Like Mark Twain in ‘Innocents Abroad’, we went to the Holy Sepulchre
So, like Mark Twain in ‘Innocents Abroad’, we went to the Holy Sepulchre near Jerusalem’s western gate. Unlike Twain, we first stopped at The Garden Tomb, which is on Nablus Road, and no more than 15 minutes of uninterrupted walking time away from the Holy Sepulchre.
There’s a reason Twain didn’t go to The Garden Tomb. It didn’t exist – or perhaps, to match the tone he adopts in his 1869 travelogue, it hadn’t yet been properly found. As Gordon Milmine, who works at the Tomb told us, the Foundation that maintains the Garden Tomb was established in 1899. But the rock-cut tomb itself – in a place apparently seen to correspond to “the place of the skull” mentioned in the Bible as the site of the crucifixion – was unearthed in 1867. That was close enough to the time Twain was in the Holy Land, but The Garden Tomb was probably not properly on the map so to speak. It was probably not, as Mr Milmine said, at the time, considered by some Christians to be the site of the burial and resurrection of Jesus. “We always mention the Roman wine press,” Mr Milmine said, which taken together with the skull-face in the cliff, and the ancient tomb in the garfen , seems to fit the Biblical references.
Certainly when we were there today it had many tours of the reverent, some from East Asia.
In the Holy Sepulchre though, the world is a visitor, today and every day. They come to feel Christ through everything that happened to him. As Twain noted, it’s all under the same roof and marvellously convenient. The Holy Sepulchre “is right in the city, near the western gate; it and the place of the Crucifixion, and, in fact, every other place intimately connected with that tremendous event, are ingeniously massed together and covered by one roof - the dome of the Church of the Holy Sepulchre.”
Like Twain we entered the Church of the Sepulchre and found before us “a marble slab, which covers the Stone of Unction, whereon the Saviour’s body was laid to prepare it for burial”. Unlike in Twain’s day, there was not “the usual assemblage of beggars”, nor any Turkish guards – in fact, what’s startling about Jersualem in 2019 is that Twain would probably not have recognised it for its well-ordered cleanliness and the fact that “rags, wretchedness, poverty and dirt…lepers, cripples, the blind, and the idiotic” are not to be found on every corner.
But the rest of Twain’s experience in the Holy Sepulchre is pretty much spot on.

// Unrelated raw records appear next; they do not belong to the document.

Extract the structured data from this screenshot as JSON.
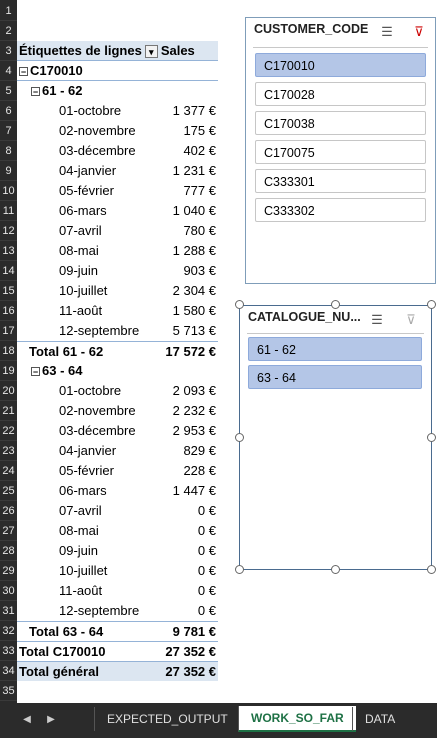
{
  "pivot": {
    "header": {
      "label": "Étiquettes de lignes",
      "value_header": "Sales"
    },
    "customer": "C170010",
    "group1": {
      "label": "61 - 62",
      "months": [
        {
          "m": "01-octobre",
          "v": "1 377 €"
        },
        {
          "m": "02-novembre",
          "v": "175 €"
        },
        {
          "m": "03-décembre",
          "v": "402 €"
        },
        {
          "m": "04-janvier",
          "v": "1 231 €"
        },
        {
          "m": "05-février",
          "v": "777 €"
        },
        {
          "m": "06-mars",
          "v": "1 040 €"
        },
        {
          "m": "07-avril",
          "v": "780 €"
        },
        {
          "m": "08-mai",
          "v": "1 288 €"
        },
        {
          "m": "09-juin",
          "v": "903 €"
        },
        {
          "m": "10-juillet",
          "v": "2 304 €"
        },
        {
          "m": "11-août",
          "v": "1 580 €"
        },
        {
          "m": "12-septembre",
          "v": "5 713 €"
        }
      ],
      "total_label": "Total 61 - 62",
      "total_value": "17 572 €"
    },
    "group2": {
      "label": "63 - 64",
      "months": [
        {
          "m": "01-octobre",
          "v": "2 093 €"
        },
        {
          "m": "02-novembre",
          "v": "2 232 €"
        },
        {
          "m": "03-décembre",
          "v": "2 953 €"
        },
        {
          "m": "04-janvier",
          "v": "829 €"
        },
        {
          "m": "05-février",
          "v": "228 €"
        },
        {
          "m": "06-mars",
          "v": "1 447 €"
        },
        {
          "m": "07-avril",
          "v": "0 €"
        },
        {
          "m": "08-mai",
          "v": "0 €"
        },
        {
          "m": "09-juin",
          "v": "0 €"
        },
        {
          "m": "10-juillet",
          "v": "0 €"
        },
        {
          "m": "11-août",
          "v": "0 €"
        },
        {
          "m": "12-septembre",
          "v": "0 €"
        }
      ],
      "total_label": "Total 63 - 64",
      "total_value": "9 781 €"
    },
    "customer_total_label": "Total C170010",
    "customer_total_value": "27 352 €",
    "grand_total_label": "Total général",
    "grand_total_value": "27 352 €"
  },
  "row_numbers": [
    "1",
    "2",
    "3",
    "4",
    "5",
    "6",
    "7",
    "8",
    "9",
    "10",
    "11",
    "12",
    "13",
    "14",
    "15",
    "16",
    "17",
    "18",
    "19",
    "20",
    "21",
    "22",
    "23",
    "24",
    "25",
    "26",
    "27",
    "28",
    "29",
    "30",
    "31",
    "32",
    "33",
    "34",
    "35"
  ],
  "slicer_customer": {
    "title": "CUSTOMER_CODE",
    "items": [
      "C170010",
      "C170028",
      "C170038",
      "C170075",
      "C333301",
      "C333302"
    ],
    "selected": "C170010"
  },
  "slicer_catalogue": {
    "title": "CATALOGUE_NU...",
    "items": [
      "61 - 62",
      "63 - 64"
    ]
  },
  "tabs": [
    "EXPECTED_OUTPUT",
    "WORK_SO_FAR",
    "DATA"
  ],
  "active_tab": "WORK_SO_FAR",
  "icons": {
    "multiselect": "multi-select-icon",
    "clearfilter": "clear-filter-icon",
    "prev": "left-arrow-icon",
    "next": "right-arrow-icon"
  }
}
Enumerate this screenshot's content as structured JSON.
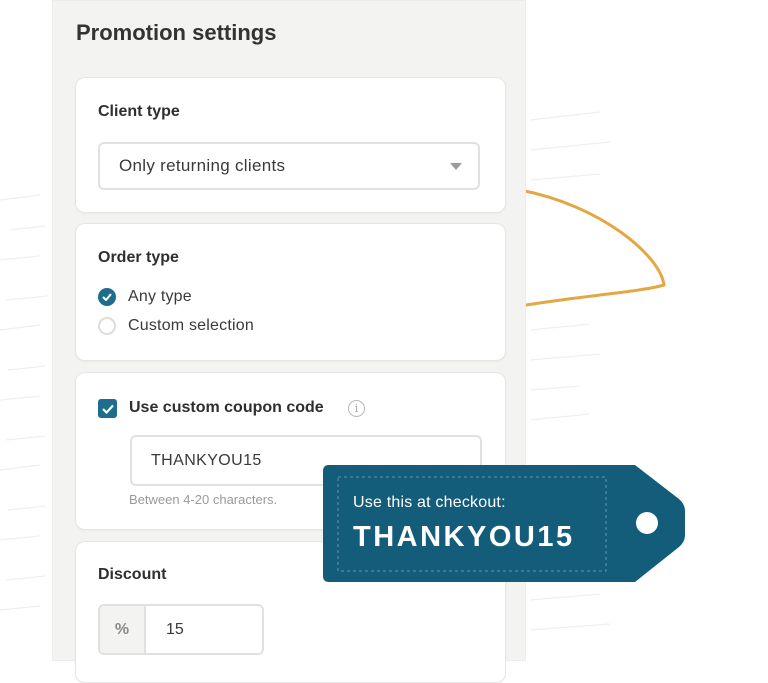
{
  "colors": {
    "accent": "#1f6d8c",
    "tag": "#145d7a",
    "swoosh": "#e5a745",
    "panel_bg": "#f3f3f2"
  },
  "panel": {
    "title": "Promotion settings"
  },
  "client_type": {
    "label": "Client type",
    "selected": "Only returning clients",
    "caret_icon": "chevron-down-icon"
  },
  "order_type": {
    "label": "Order type",
    "options": [
      {
        "label": "Any type",
        "checked": true
      },
      {
        "label": "Custom selection",
        "checked": false
      }
    ]
  },
  "coupon": {
    "checkbox_label": "Use custom coupon code",
    "checked": true,
    "info_icon": "info-icon",
    "value": "THANKYOU15",
    "hint": "Between 4-20 characters."
  },
  "discount": {
    "label": "Discount",
    "unit": "%",
    "value": "15"
  },
  "tag": {
    "caption": "Use this at checkout:",
    "code": "THANKYOU15"
  }
}
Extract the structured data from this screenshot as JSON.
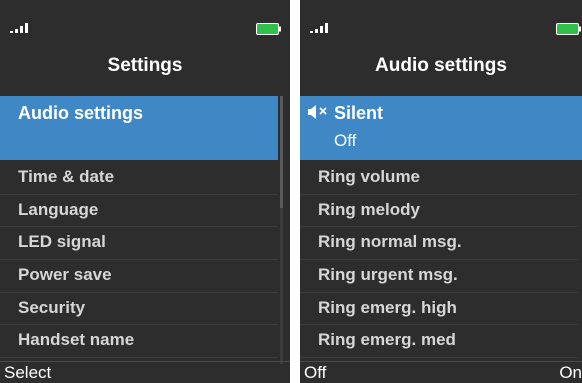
{
  "screens": [
    {
      "title": "Settings",
      "selected": {
        "label": "Audio settings"
      },
      "items": [
        "Time & date",
        "Language",
        "LED signal",
        "Power save",
        "Security",
        "Handset name"
      ],
      "softkeys": {
        "left": "Select"
      }
    },
    {
      "title": "Audio settings",
      "selected": {
        "label": "Silent",
        "value": "Off",
        "icon": "speaker-muted-icon"
      },
      "items": [
        "Ring volume",
        "Ring melody",
        "Ring normal msg.",
        "Ring urgent msg.",
        "Ring emerg. high",
        "Ring emerg. med"
      ],
      "softkeys": {
        "left": "Off",
        "right": "On"
      }
    }
  ],
  "colors": {
    "background": "#2d2d2d",
    "selection": "#3f88c5",
    "battery": "#2fbf4a",
    "text": "#ffffff",
    "item_text": "#d6d6d6"
  },
  "icons": [
    "signal-icon",
    "battery-icon",
    "speaker-muted-icon"
  ]
}
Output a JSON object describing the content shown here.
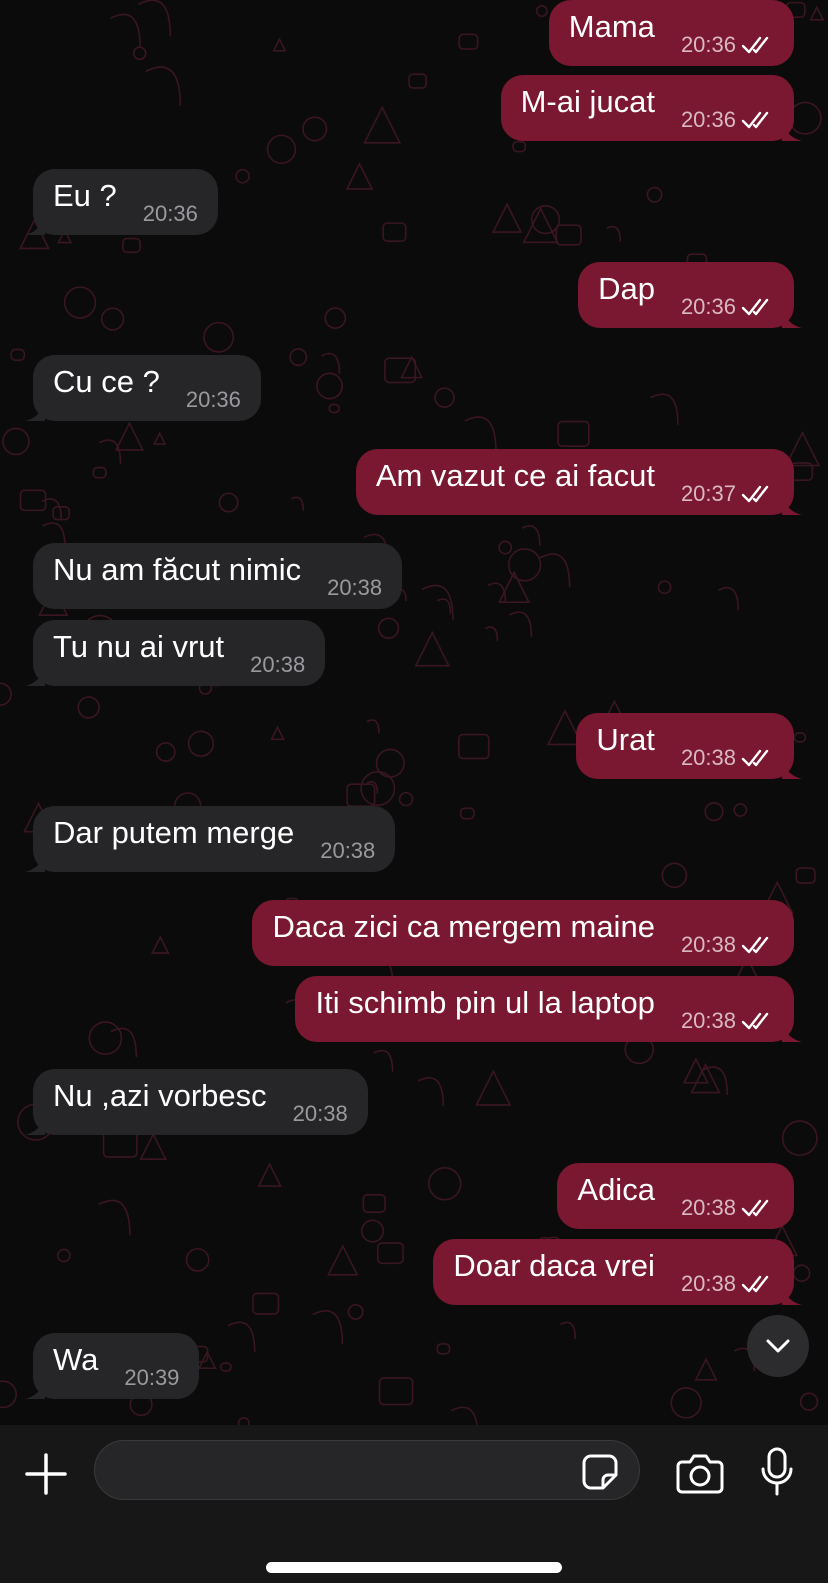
{
  "theme": {
    "background": "#0b0b0b",
    "incoming_bubble": "#262628",
    "outgoing_bubble": "#7a1731",
    "read_ticks": "#ffffff",
    "wallpaper_doodle": "#3a1620"
  },
  "messages": [
    {
      "direction": "out",
      "text": "Mama",
      "time": "20:36",
      "status": "read"
    },
    {
      "direction": "out",
      "text": "M-ai jucat",
      "time": "20:36",
      "status": "read"
    },
    {
      "direction": "in",
      "text": "Eu ?",
      "time": "20:36"
    },
    {
      "direction": "out",
      "text": "Dap",
      "time": "20:36",
      "status": "read"
    },
    {
      "direction": "in",
      "text": "Cu ce ?",
      "time": "20:36"
    },
    {
      "direction": "out",
      "text": "Am vazut ce ai facut",
      "time": "20:37",
      "status": "read"
    },
    {
      "direction": "in",
      "text": "Nu am făcut nimic",
      "time": "20:38"
    },
    {
      "direction": "in",
      "text": "Tu nu ai vrut",
      "time": "20:38"
    },
    {
      "direction": "out",
      "text": "Urat",
      "time": "20:38",
      "status": "read"
    },
    {
      "direction": "in",
      "text": "Dar putem merge",
      "time": "20:38"
    },
    {
      "direction": "out",
      "text": "Daca zici ca mergem maine",
      "time": "20:38",
      "status": "read"
    },
    {
      "direction": "out",
      "text": "Iti schimb pin ul la laptop",
      "time": "20:38",
      "status": "read"
    },
    {
      "direction": "in",
      "text": "Nu ,azi vorbesc",
      "time": "20:38"
    },
    {
      "direction": "out",
      "text": "Adica",
      "time": "20:38",
      "status": "read"
    },
    {
      "direction": "out",
      "text": "Doar daca vrei",
      "time": "20:38",
      "status": "read"
    },
    {
      "direction": "in",
      "text": "Wa",
      "time": "20:39"
    }
  ],
  "composer": {
    "input_value": "",
    "plus_icon": "plus-icon",
    "sticker_icon": "sticker-icon",
    "camera_icon": "camera-icon",
    "mic_icon": "microphone-icon"
  },
  "scroll_down_icon": "chevron-down-icon"
}
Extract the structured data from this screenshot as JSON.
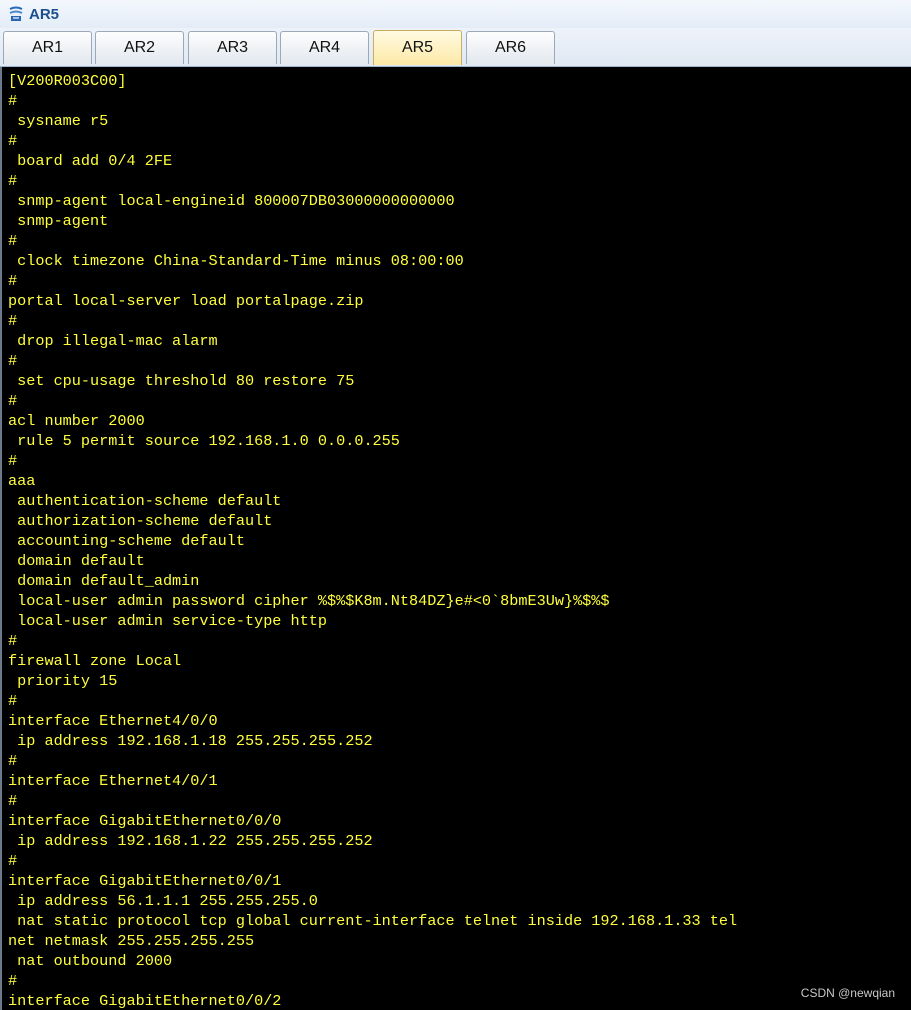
{
  "window": {
    "title": "AR5",
    "icon": "router-app-icon"
  },
  "tabs": [
    {
      "label": "AR1",
      "active": false
    },
    {
      "label": "AR2",
      "active": false
    },
    {
      "label": "AR3",
      "active": false
    },
    {
      "label": "AR4",
      "active": false
    },
    {
      "label": "AR5",
      "active": true
    },
    {
      "label": "AR6",
      "active": false
    }
  ],
  "terminal": {
    "text_color": "#ffff3c",
    "background": "#000000",
    "lines": [
      "[V200R003C00]",
      "#",
      " sysname r5",
      "#",
      " board add 0/4 2FE",
      "#",
      " snmp-agent local-engineid 800007DB03000000000000",
      " snmp-agent",
      "#",
      " clock timezone China-Standard-Time minus 08:00:00",
      "#",
      "portal local-server load portalpage.zip",
      "#",
      " drop illegal-mac alarm",
      "#",
      " set cpu-usage threshold 80 restore 75",
      "#",
      "acl number 2000",
      " rule 5 permit source 192.168.1.0 0.0.0.255",
      "#",
      "aaa",
      " authentication-scheme default",
      " authorization-scheme default",
      " accounting-scheme default",
      " domain default",
      " domain default_admin",
      " local-user admin password cipher %$%$K8m.Nt84DZ}e#<0`8bmE3Uw}%$%$",
      " local-user admin service-type http",
      "#",
      "firewall zone Local",
      " priority 15",
      "#",
      "interface Ethernet4/0/0",
      " ip address 192.168.1.18 255.255.255.252",
      "#",
      "interface Ethernet4/0/1",
      "#",
      "interface GigabitEthernet0/0/0",
      " ip address 192.168.1.22 255.255.255.252",
      "#",
      "interface GigabitEthernet0/0/1",
      " ip address 56.1.1.1 255.255.255.0",
      " nat static protocol tcp global current-interface telnet inside 192.168.1.33 tel",
      "net netmask 255.255.255.255",
      " nat outbound 2000",
      "#",
      "interface GigabitEthernet0/0/2"
    ]
  },
  "watermark": "CSDN @newqian"
}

Consider what he describes:
“Entering the great Rotunda, we stand before the most sacred locality in Christendom—the grave of Jesus. It is in the centre of the church, and immediately under the great dome. It is inclosed in a sort of little temple of yellow and white stone, of fanciful design. Within the little temple is a portion of the very stone which was rolled away from the door of the Sepulchre, and on which the angel was sitting when Mary came thither “at early dawn.” Stooping low, we enter the vault—the Sepulchre itself. It is only about six feet by seven, and the stone couch on which the dead Saviour lay extends from end to end of the apartment and occupies half its width. It is covered with a marble slab which has been much worn by the lips of pilgrims. This slab serves as an altar, now. Over it hang some fifty gold and silver lamps, which are kept always burning, and the place is otherwise scandalized by trumpery, gewgaws, and tawdry ornamentation.”
To this, I would add a further observation. The burly monk who stood at the tomb and directed the reverent or the merely observant in. “Touch and go”, he instructed, moving people along as fast as possible. He could’ve been the doorman at a trendy nightclub in London.
On that note, I must end with Twain, who, for all his scepticism acknowledges the pervading sense of belief:
“And so I close my chapter on the Church of the Holy Sepulchre—the most sacred locality on earth to millions and millions of men, and women, and children, the noble and the humble, bond and free. In its history from the first, and in its tremendous associations, it is the most illustrious edifice in Christendom. With all its clap-trap side-shows and unseemly impostures of every kind, it is still grand, revered, venerable—for a god died there; for fifteen hundred years its shrines have been wet with the tears of pilgrims from the earth’s remotest confines; for more than two hundred, the most gallant knights that ever wielded sword wasted their lives away in a struggle to seize it and hold it sacred from infidel pollution.”